[Editor’s Note: Welcome to the next title in the HogPro Book Club: C. S. Lewis’s The Voyage of the Dawn Treader. To get things started, Professor Pazdziora offers some reflections on literary and spiritual themes in the book. So, grab your copy and your reading memories, and get ready for a great series of challenging discussions on The Voyage of the Dawn Treader.]
There Be Dragons
A Reader Remembers
The Voyage of the
Dawn Treader
I know nothing about cartography. So maybe that’s why it’s always seemed to me like a strange and mystical science. There’s poetry in maps. I stare at those squiggled lines and neat text—geological tortures reduced to splotches of ink—the Sahara to Yellow 5 and the Nile to Blue 47—and wonder: have the mapmakers really been there? Did they sketch this from memory? From travellers’ tales?
From dreams?
It’s no surprise, really, that maps are central to modern fantasy literature. Tolkien began it, of course, perhaps following the example of Rider Haggard and the researches of (ahem) Allan Quartermain, or the legendary map that sent Squire Trelawney and the good doctor on their ill-fated adventure.
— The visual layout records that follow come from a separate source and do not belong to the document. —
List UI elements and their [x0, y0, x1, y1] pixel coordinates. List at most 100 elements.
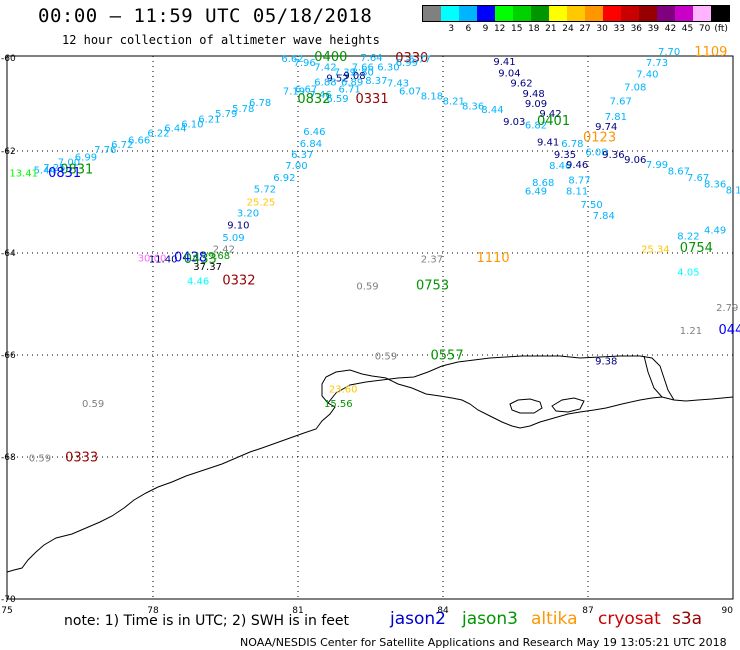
wave-height-label: 7.84: [593, 211, 615, 222]
color-swatch-label: 36: [630, 24, 643, 34]
color-swatch: [675, 6, 693, 21]
footer-credit: NOAA/NESDIS Center for Satellite Applica…: [240, 636, 727, 649]
wave-height-label: 30.00: [138, 254, 167, 265]
wave-height-label: 7.00: [58, 158, 80, 169]
wave-height-label: 6.92: [273, 173, 295, 184]
wave-height-label: 9.52: [326, 74, 348, 85]
wave-height-label: 6.78: [561, 139, 583, 150]
wave-height-label: 11.40: [149, 255, 178, 266]
wave-height-label: 8.10: [726, 186, 740, 197]
wave-height-label: 7.99: [646, 160, 668, 171]
wave-height-label: 7.76: [94, 145, 116, 156]
color-swatch: [495, 6, 513, 21]
wave-height-label: 9.68: [208, 251, 230, 262]
wave-height-label: 6.84: [300, 139, 322, 150]
wave-height-label: 6.72: [111, 140, 133, 151]
legend-altika: altika: [531, 609, 578, 629]
wave-height-label: 9.46: [566, 160, 588, 171]
wave-height-label: 7.00: [285, 161, 307, 172]
wave-height-label: 6.44: [164, 124, 186, 135]
pass-time-label: 0754: [680, 241, 713, 256]
color-swatch: [513, 6, 531, 21]
pass-time-label: 0400: [314, 50, 347, 65]
wave-height-label: 9.06: [624, 155, 646, 166]
wave-height-label: 7.19: [283, 86, 305, 97]
color-swatch: [549, 6, 567, 21]
wave-height-label: 8.36: [704, 180, 726, 191]
wave-height-label: 6.78: [249, 98, 271, 109]
wave-height-label: 7.39: [334, 67, 356, 78]
wave-height-label: 6.67: [295, 85, 317, 96]
wave-height-label: 7.40: [636, 69, 658, 80]
wave-height-label: 9.74: [595, 122, 617, 133]
wave-height-label: 6.71: [339, 85, 361, 96]
wave-height-label: 5.72: [254, 185, 276, 196]
wave-height-label: 7.46: [310, 90, 332, 101]
wave-height-label: 7.96: [294, 58, 316, 69]
wave-height-label: 15.56: [324, 399, 353, 410]
wave-height-label: 9.41: [493, 57, 515, 68]
wave-height-label: 6.08: [585, 148, 607, 159]
pass-time-label: 0831: [48, 166, 81, 181]
wave-height-label: 25.25: [247, 197, 276, 208]
color-swatch-label: 24: [562, 24, 574, 34]
wave-height-label: 6.99: [396, 58, 418, 69]
color-swatch: [585, 6, 603, 21]
pass-time-label: 0441: [719, 323, 740, 338]
wave-height-label: 9.62: [510, 79, 532, 90]
wave-height-label: 9.09: [525, 99, 547, 110]
wave-height-label: 9.42: [539, 109, 561, 120]
wave-height-label: 23.60: [329, 385, 358, 396]
wave-height-label: 8.67: [668, 166, 690, 177]
lon-tick-label: 75: [1, 606, 12, 616]
lon-tick-label: 87: [582, 606, 593, 616]
legend-jason2: jason2: [390, 609, 446, 629]
pass-time-label: 0330: [395, 51, 428, 66]
color-swatch-label: 9: [482, 24, 489, 34]
wave-height-label: 4.49: [704, 226, 726, 237]
wave-height-label: 6.30: [377, 62, 399, 73]
wave-height-label: 8.11: [566, 187, 588, 198]
wave-height-label: 9.04: [498, 68, 520, 79]
wave-height-label: 9.08: [343, 71, 365, 82]
wave-height-label: 6.66: [128, 136, 150, 147]
legend-jason3: jason3: [462, 609, 518, 629]
color-swatch-label: 18: [528, 24, 540, 34]
wave-height-label: 5.09: [222, 233, 244, 244]
lon-tick-label: 84: [437, 606, 449, 616]
pass-time-label: 0832: [297, 92, 330, 107]
wave-height-label: 9.38: [595, 357, 617, 368]
wave-height-label: 6.99: [75, 153, 97, 164]
color-swatch-label: 42: [664, 24, 677, 34]
wave-height-label: 9.48: [523, 89, 545, 100]
wave-height-label: 9.03: [503, 117, 525, 128]
color-swatch-label: 21: [545, 24, 557, 34]
wave-height-label: 7.73: [646, 58, 668, 69]
wave-height-label: 8.68: [532, 178, 554, 189]
color-swatch: [711, 6, 729, 21]
wave-height-label: 5.79: [215, 109, 237, 120]
pass-time-label: 1109: [694, 45, 727, 60]
ice-shelf-edge: [327, 355, 675, 404]
wave-height-label: 9.41: [537, 137, 559, 148]
color-swatch: [441, 6, 459, 21]
wave-height-label: 7.08: [624, 83, 646, 94]
lat-tick-label: -68: [1, 453, 16, 463]
color-swatch: [657, 6, 675, 21]
wave-height-label: 7.67: [687, 173, 709, 184]
wave-height-label: 5.78: [232, 104, 254, 115]
lat-tick-label: -70: [1, 595, 16, 605]
pass-time-label: 0433: [184, 252, 217, 267]
wave-height-label: 6.89: [341, 78, 363, 89]
wave-height-label: 7.50: [581, 200, 603, 211]
wave-height-label: 8.22: [677, 232, 699, 243]
coastline: [6, 369, 734, 573]
color-scale-swatches: [422, 5, 730, 22]
pass-time-label: 0831: [60, 162, 93, 177]
color-swatch: [603, 6, 621, 21]
wave-height-label: 8.46: [549, 161, 571, 172]
lon-tick-label: 90: [722, 606, 734, 616]
wave-height-label: 5.44: [34, 165, 56, 176]
color-swatch: [531, 6, 549, 21]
Any edition of The Lord of the Rings is incomplete without a large foldout of Christopher Tolkien’s painstaking and perfect maps of the Shire, Middle-Earth, and Mordor. Bilbo Baggins began his adventure with a map, of course. A map that showed where the treasure was hidden, a map with a secret door. And on the edge of the map—at the end of the journey—was the dragon.
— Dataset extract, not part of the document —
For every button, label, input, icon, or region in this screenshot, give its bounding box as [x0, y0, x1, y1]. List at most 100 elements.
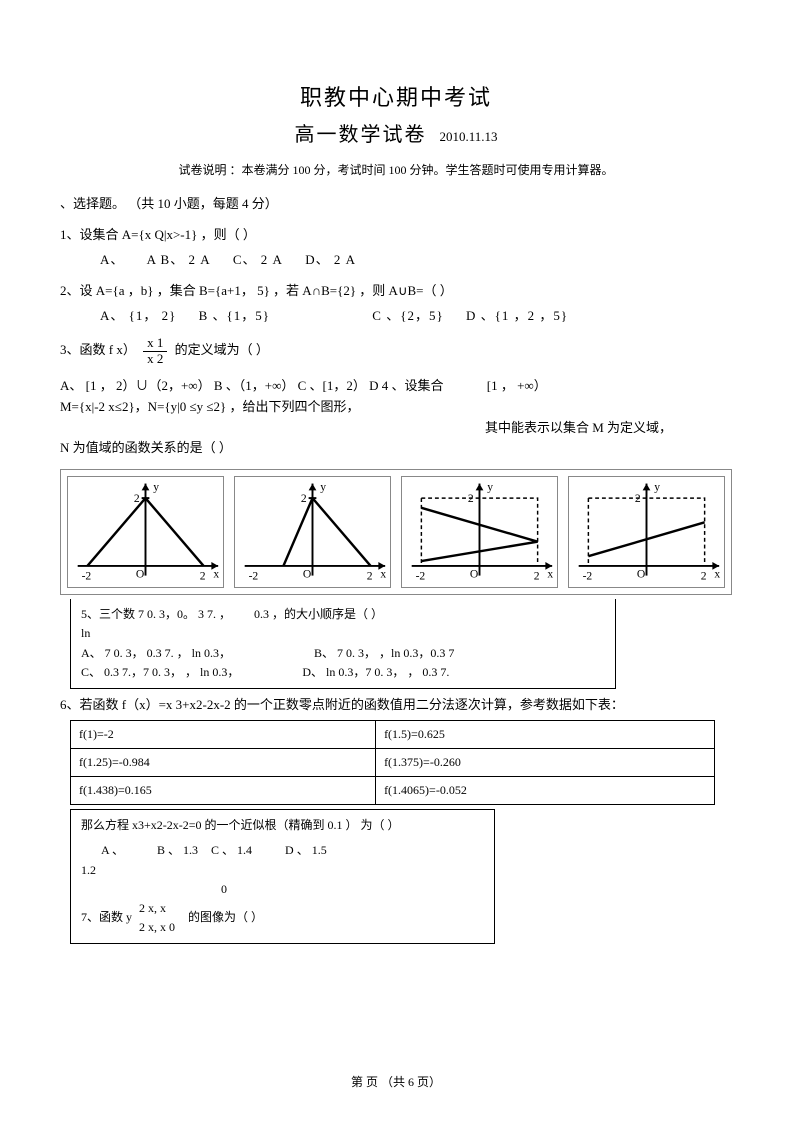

And so the mapmakers gave us the warning:
Here there be dragons.
That was the legend on the edges of maps, the signifier that admitted fear of the unknown. The ancient cartographers drew dragons around the boundaries of the world. The quarters inaccessible to human voyagers were realms of deathly peril. Sea Serpents. Giant Squid. Sirens. Kraken. And dragons.